Detaillierte Zusammenfassung des Urteils 9C_390/2025 des Schweizerischen Bundesgerichts vom 16. Dezember 2025

1. Einleitung und Parteien Das Urteil betrifft einen Fall interkantonaler Doppelbesteuerung und die Frage der unbeschränkten Steuerpflicht einer juristischen Person. Die Rekurrentin, die A._ AG in Liquidation, angefochten durch B._ SA vertreten, wehrte sich gegen die Feststellung der unbeschränkten Steuerpflicht im Kanton Tessin für die Steuerperioden 2017-2022. Opponentin ist die Divisione delle contribuzioni der Republik und des Kantons Tessin. Als weitere Parteien waren die kantonalen Steuerverwaltungen Obwalden, St. Gallen und Appenzell Ausserrhoden involviert. Gegenstand des Verfahrens war die Anfechtung eines Urteils der Camera di diritto tributario des Tribunale d'appello des Kantons Tessin vom 12. Juni 2025.

2. Sachverhalt Die A._ AG wurde 2012 gegründet und im Jahr 2022 in Liquidation versetzt. Ihr statutarischer Sitz wechselte mehrfach: von der Gründung 2016 im Kanton Appenzell Ausserrhoden, über St. Gallen (2016-2018) nach Obwalden. Das kantonale Steueramt Tessin vertrat die Ansicht, die A._ AG sei ab der Steuerperiode 2017 unbeschränkt im Tessin steuerpflichtig, da sich ihre effektive Verwaltung im Kanton Tessin befinde. Dies wurde damit begründet, dass F._, die Hauptangestellte und indirekte Aktionärin der Gesellschaft (über G._ SA, die sie vollständig besitzt), im Tessin wohnhaft sei. Diese Feststellung wurde sowohl von der Tessiner Steuerbehörde als auch von der Camera di diritto tributario des Kantons Tessin für die Perioden 2017-2022 bestätigt.

3. Rechtsbegehren vor Bundesgericht Die A.__ AG beantragte primär die Aufhebung der Feststellung der unbeschränkten Steuerpflicht im Tessin oder, subsidiär, deren Bestätigung nur für die Jahre 2018-2022, nicht aber für 2017. Für den Fall einer (teilweisen) Bestätigung der unbeschränkten Steuerpflicht im Tessin wurde beantragt, die drohende Doppelbesteuerung durch Aufhebung der Steuerveranlagungsentscheide der (statutarischen) Sitzkantone St. Gallen (2017 und 2018) und Obwalden (2018-2022) zu eliminieren. Die Tessiner Steuerbehörde beantragte die Abweisung der Beschwerde, während die Steuerbehörden St. Gallen und Obwalden die Hauptbegehren der Rekurrentin unterstützten. Obwalden beantragte eventualiter die Bestätigung der eigenen Veranlagungen oder eine Entschädigung.

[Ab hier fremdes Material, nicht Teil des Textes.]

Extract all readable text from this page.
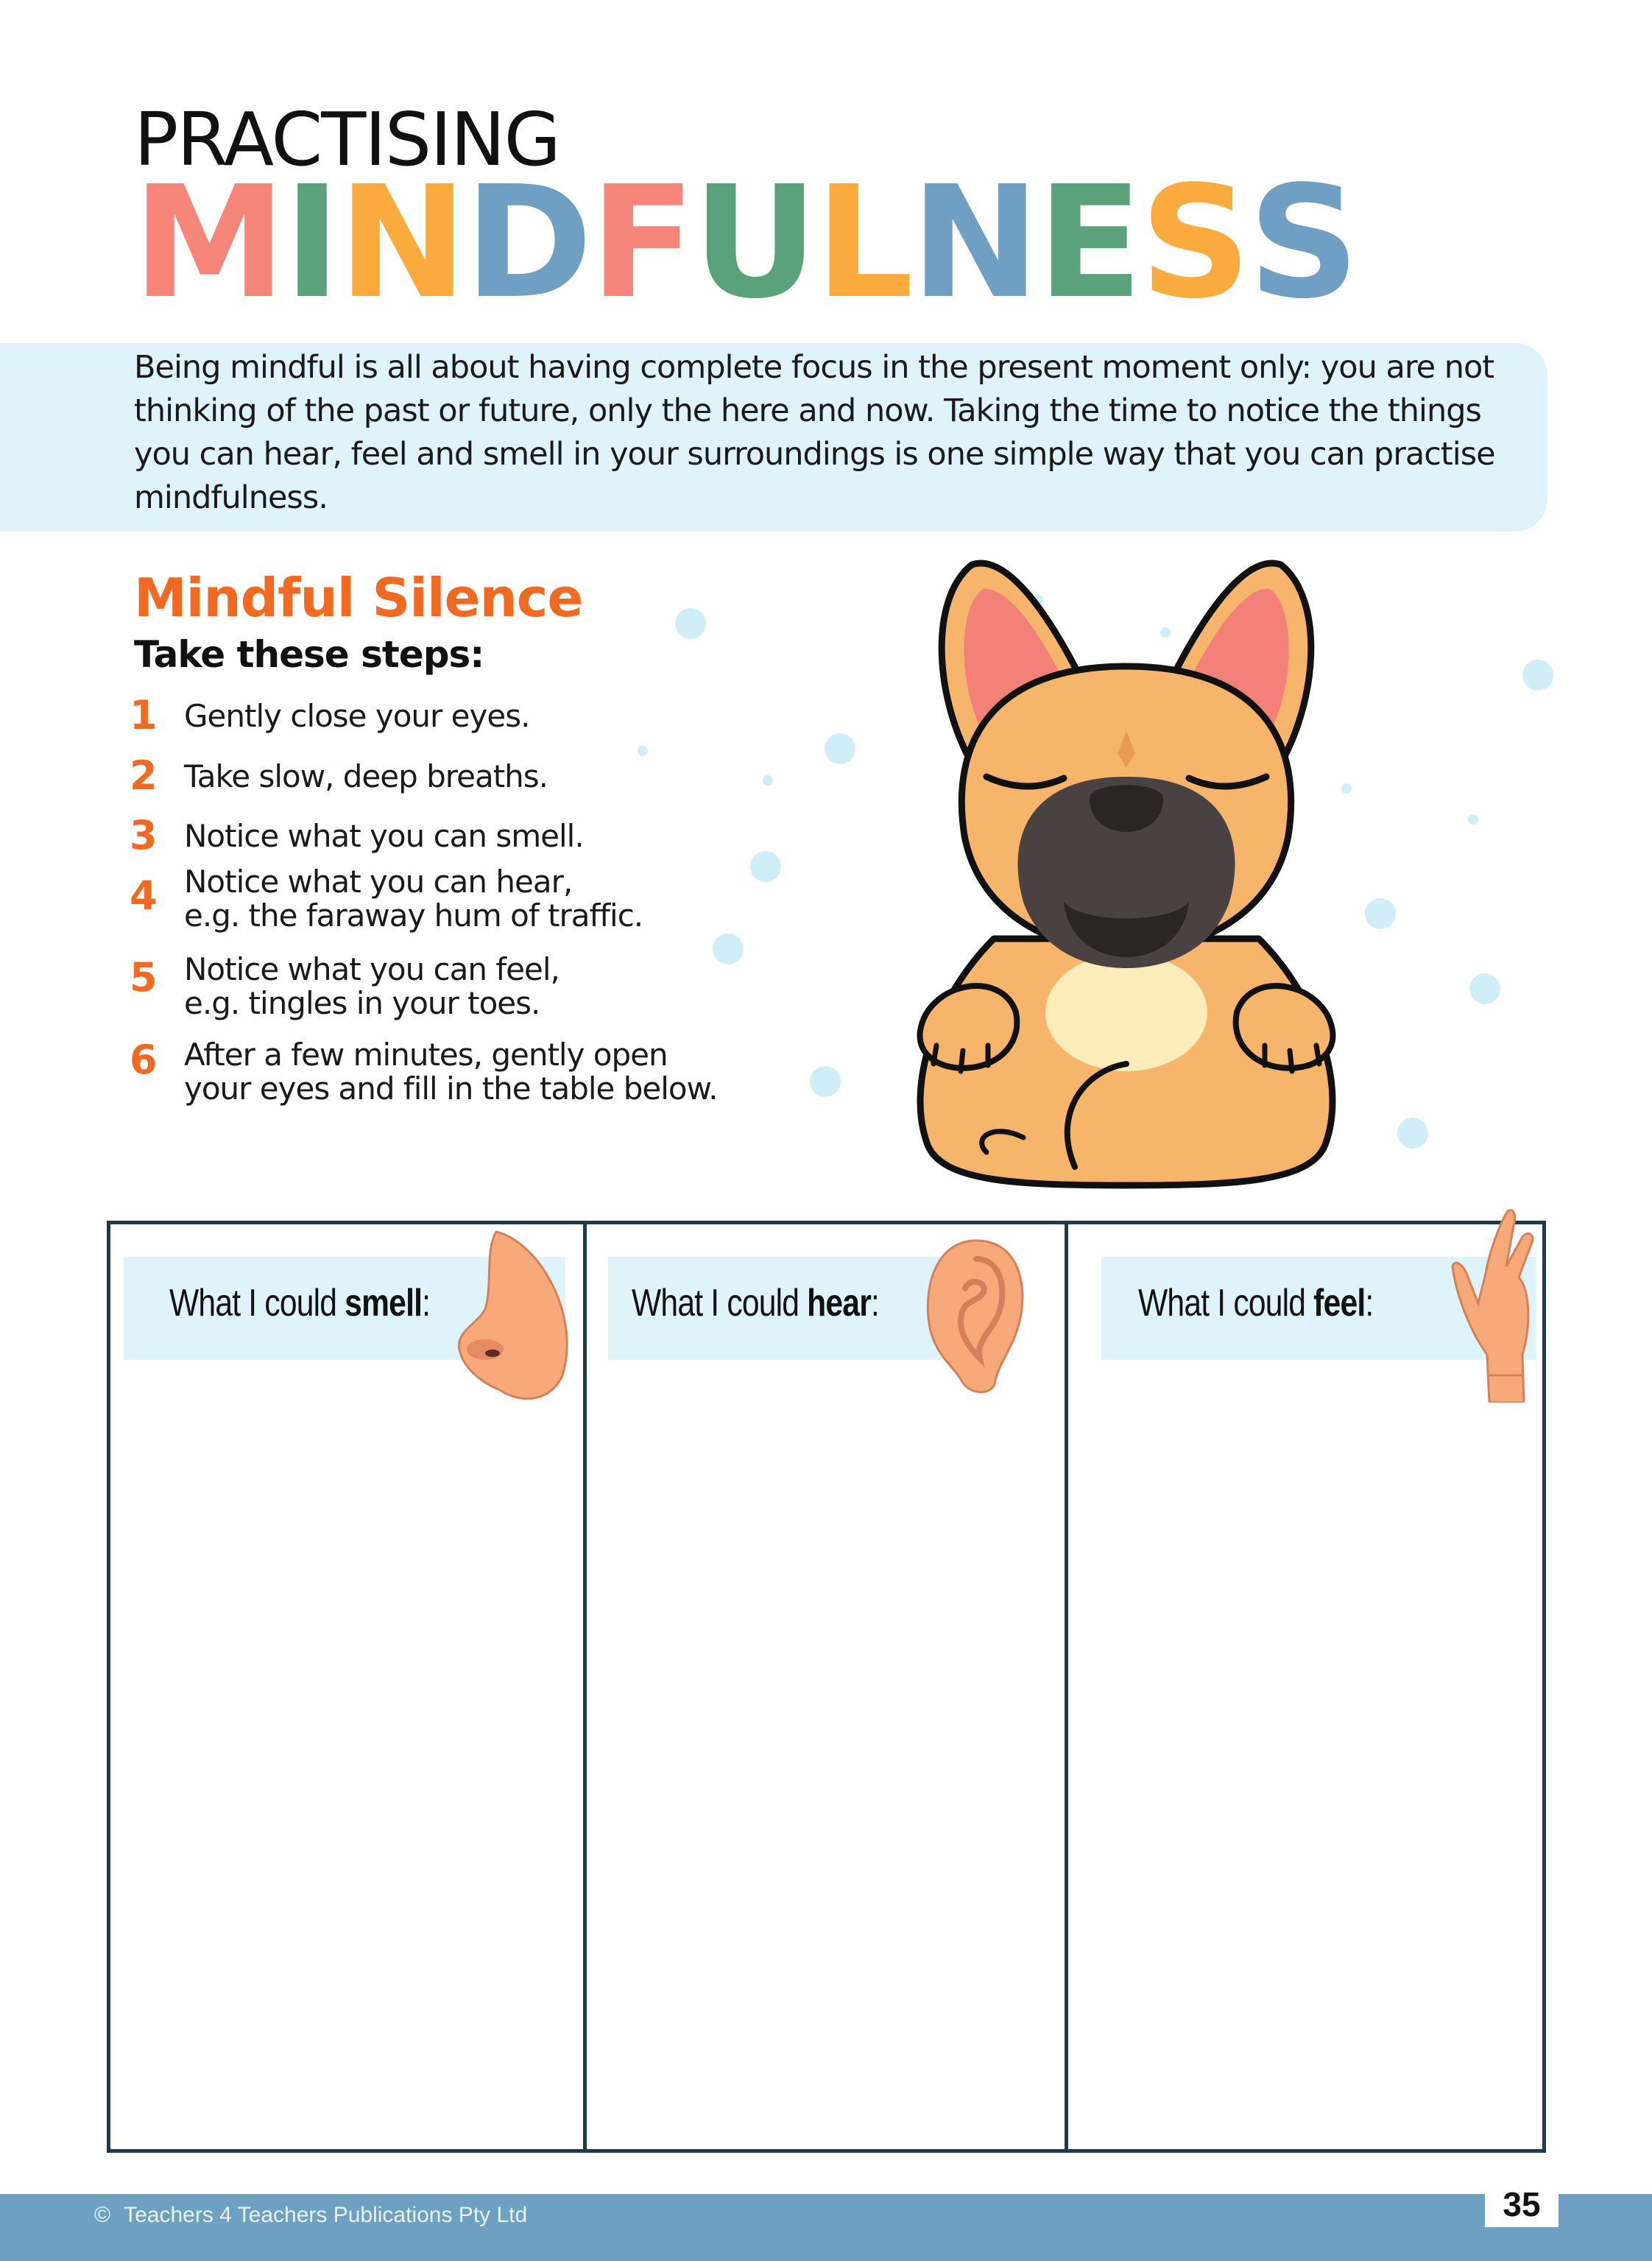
PRACTISING
M I N D F U L N E S S
Being mindful is all about having complete focus in the present moment only: you are not thinking of the past or future, only the here and now. Taking the time to notice the things you can hear, feel and smell in your surroundings is one simple way that you can practise mindfulness.
Mindful Silence
Take these steps:
1 Gently close your eyes.
2 Take slow, deep breaths.
3 Notice what you can smell.
4 Notice what you can hear,
e.g. the faraway hum of traffic.
5 Notice what you can feel,
e.g. tingles in your toes.
6 After a few minutes, gently open
your eyes and fill in the table below.
What I could smell:	What I could hear:	What I could feel:
© Teachers 4 Teachers Publications Pty Ltd	35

4. Erwägungen des Bundesgerichts

4.1. Zulässigkeit der Rechtsbegehren (insbesondere gegen St. Gallen und Obwalden) Das Bundesgericht hält fest, dass die subsidiären Anträge der Rekurrentin, die auf die Aufhebung der Veranlagungsentscheide der Kantone St. Gallen und Obwalden abzielen, unzulässig sind. In Fällen interkantonaler Doppelbesteuerung müssen derartige Anträge substanziiert werden, indem die spezifischen, in Rechtskraft erwachsenen Veranlagungsentscheide, die aufgehoben werden sollen, genau bezeichnet werden. Dies ist im vorliegenden Fall nicht geschehen (vgl. auch BGE 9C_639/2022 vom 22. November 2023 E. 1.2 und 9C_412/2025 vom 12. November 2025 E. 1.3). Folglich werden auch die weiteren eventualiter-Anträge des Kantons Obwalden nicht geprüft.

4.2. Prüfungsrahmen und Sachverhaltsfeststellung Das Bundesgericht prüft die Anwendung des Bundesrechts frei (Art. 106 Abs. 1 BGG), beschränkt sich aber auf die vorgebrachten Rügen (Art. 42 Abs. 2 BGG). Rügen betreffend die Verletzung von Grundrechten (wie Willkür bei der Sachverhaltsfeststellung) erfordern eine qualifizierte Rügepflicht (Art. 106 Abs. 2 BGG). Das Bundesgericht ist an die Sachverhaltsfeststellungen der Vorinstanz gebunden (Art. 105 Abs. 1 BGG), es sei denn, diese sind offensichtlich unrichtig (willkürlich) oder beruhen auf einer Rechtsverletzung (Art. 105 Abs. 2 BGG). Die Rüge der Rekurrentin bezüglich Willkür in der Sachverhaltsfeststellung für 2017 wurde als unzureichend substanziiert erachtet, da sie lediglich pauschal erhoben wurde, ohne die Anforderungen an eine Willkürrüge zu erfüllen (vgl. BGE 143 IV 500 E. 1.1).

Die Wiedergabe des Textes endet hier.